# Existing Roamio Hard Drive Upgrade - Do I lose season passes?



## tommylicious (Dec 14, 2013)

Hi Gents if I perform a hard drive upgrade on a Roamio on which I've already set up a bunch of season passes, will I have to reprogram those season passes after I perform the upgrade? I know I'll lose the content, but I'm just wondering whether I will have to reprogram the season passes. If I have to reprogram, is there a workaround whereby I won't have to do so? Thanks.


----------



## ltxi (Feb 14, 2010)

Yes.....you will lose everything/setting stored on the hard drive. I believe there's a TiVo account based system solution for transferring season passes, but I've never used it.


----------



## tommylicious (Dec 14, 2013)

Thanks lt

Sent from my Nexus 5 using Tapatalk


----------



## cosmicvoid (Oct 13, 2013)

Or you can use kmttg to save SP, and then reload them to the new drive after it is set up.


----------



## chrispitude (Apr 23, 2005)

cosmicvoid said:


> Or you can use kmttg to save SP, and then reload them to the new drive after it is set up.


If you have more than a few dozen season passes, avoid the tivo.com online season pass manager.
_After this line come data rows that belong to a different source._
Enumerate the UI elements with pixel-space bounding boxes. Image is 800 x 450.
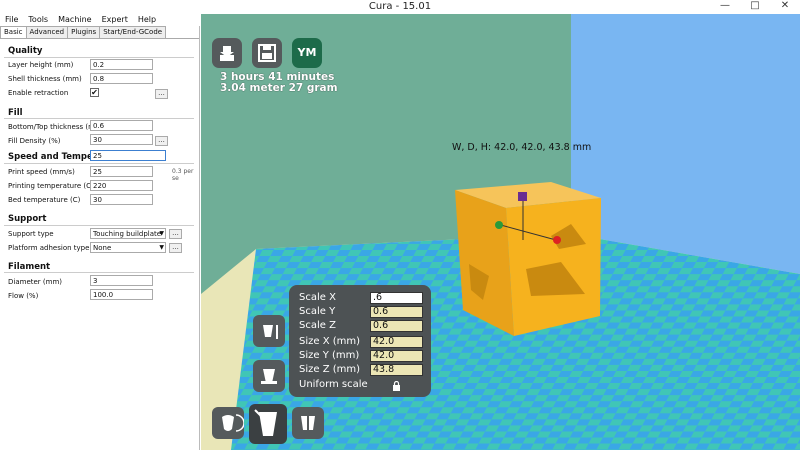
bottom-top-input[interactable]: 0.6 xyxy=(90,120,153,131)
divider xyxy=(4,272,194,273)
print-speed-input[interactable]: 25 xyxy=(90,166,153,177)
divider xyxy=(4,118,194,119)
menu-machine[interactable]: Machine xyxy=(53,14,97,26)
uniform-scale-label: Uniform scale xyxy=(299,379,368,390)
settings-panel: Basic Advanced Plugins Start/End-GCode Q… xyxy=(0,26,200,450)
size-x-label: Size X (mm) xyxy=(299,336,361,347)
bed-temp-input[interactable]: 30 xyxy=(90,194,153,205)
mirror-tool-button[interactable] xyxy=(292,407,324,439)
size-z-label: Size Z (mm) xyxy=(299,364,361,375)
support-settings-button[interactable]: ... xyxy=(169,229,182,239)
layer-height-input[interactable]: 0.2 xyxy=(90,59,153,70)
load-model-button[interactable] xyxy=(212,38,242,68)
adhesion-label: Platform adhesion type xyxy=(8,244,90,252)
menu-tools[interactable]: Tools xyxy=(23,14,53,26)
scale-z-label: Scale Z xyxy=(299,320,336,331)
scale-tool-button[interactable] xyxy=(249,404,287,444)
model-cube[interactable] xyxy=(455,182,601,336)
tab-basic[interactable]: Basic xyxy=(0,26,27,38)
retraction-label: Enable retraction xyxy=(8,89,69,97)
size-y-input[interactable]: 42.0 xyxy=(370,350,423,362)
minimize-icon[interactable]: — xyxy=(710,0,740,14)
fill-density-input[interactable]: 30 xyxy=(90,134,153,145)
layer-height-label: Layer height (mm) xyxy=(8,61,74,69)
shell-thickness-input[interactable]: 0.8 xyxy=(90,73,153,84)
print-estimate: 3 hours 41 minutes 3.04 meter 27 gram xyxy=(220,72,338,94)
section-filament: Filament xyxy=(8,262,51,272)
support-type-value: Touching buildplate xyxy=(93,230,162,238)
speed-focused-input[interactable]: 25 xyxy=(90,150,166,161)
tab-plugins[interactable]: Plugins xyxy=(67,26,101,38)
size-y-label: Size Y (mm) xyxy=(299,350,360,361)
divider xyxy=(4,225,194,226)
right-wall xyxy=(571,14,800,274)
maximize-icon[interactable]: □ xyxy=(740,0,770,14)
scale-x-input[interactable]: .6 xyxy=(370,292,423,304)
youmagine-button[interactable]: YM xyxy=(292,38,322,68)
lock-icon[interactable] xyxy=(392,380,401,391)
fill-density-label: Fill Density (%) xyxy=(8,137,61,145)
save-button[interactable] xyxy=(252,38,282,68)
adhesion-settings-button[interactable]: ... xyxy=(169,243,182,253)
section-support: Support xyxy=(8,214,47,224)
title-bar: Cura - 15.01 — □ ✕ xyxy=(0,0,800,14)
chevron-down-icon: ▼ xyxy=(159,244,164,251)
close-icon[interactable]: ✕ xyxy=(770,0,800,14)
tab-advanced[interactable]: Advanced xyxy=(25,26,69,38)
model-dimensions: W, D, H: 42.0, 42.0, 43.8 mm xyxy=(452,142,592,153)
scale-y-input[interactable]: 0.6 xyxy=(370,306,423,318)
retraction-checkbox[interactable]: ✔ xyxy=(90,88,99,97)
adhesion-value: None xyxy=(93,244,112,252)
menu-help[interactable]: Help xyxy=(133,14,161,26)
section-fill: Fill xyxy=(8,108,23,118)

kmttg worked great for me to save all 140 season passes from my Premiere, and restore them to my Roamio. I highly recommend it.


----------



## gigaguy (Aug 30, 2013)

i did the online tivo.com -My acct - Find Shows -Season Pass Mgr. 
to move Season Passes from one Tivo to another. worked fine but was a little slow.
oops, probably not be doable on the same TiVO, SOrry for my post..


----------



## vurbano (Apr 20, 2004)

online season pass manager has transfferred passes for many of my tivos. It built the passes on my Roamio from 3 Premeire units' season passes.


----------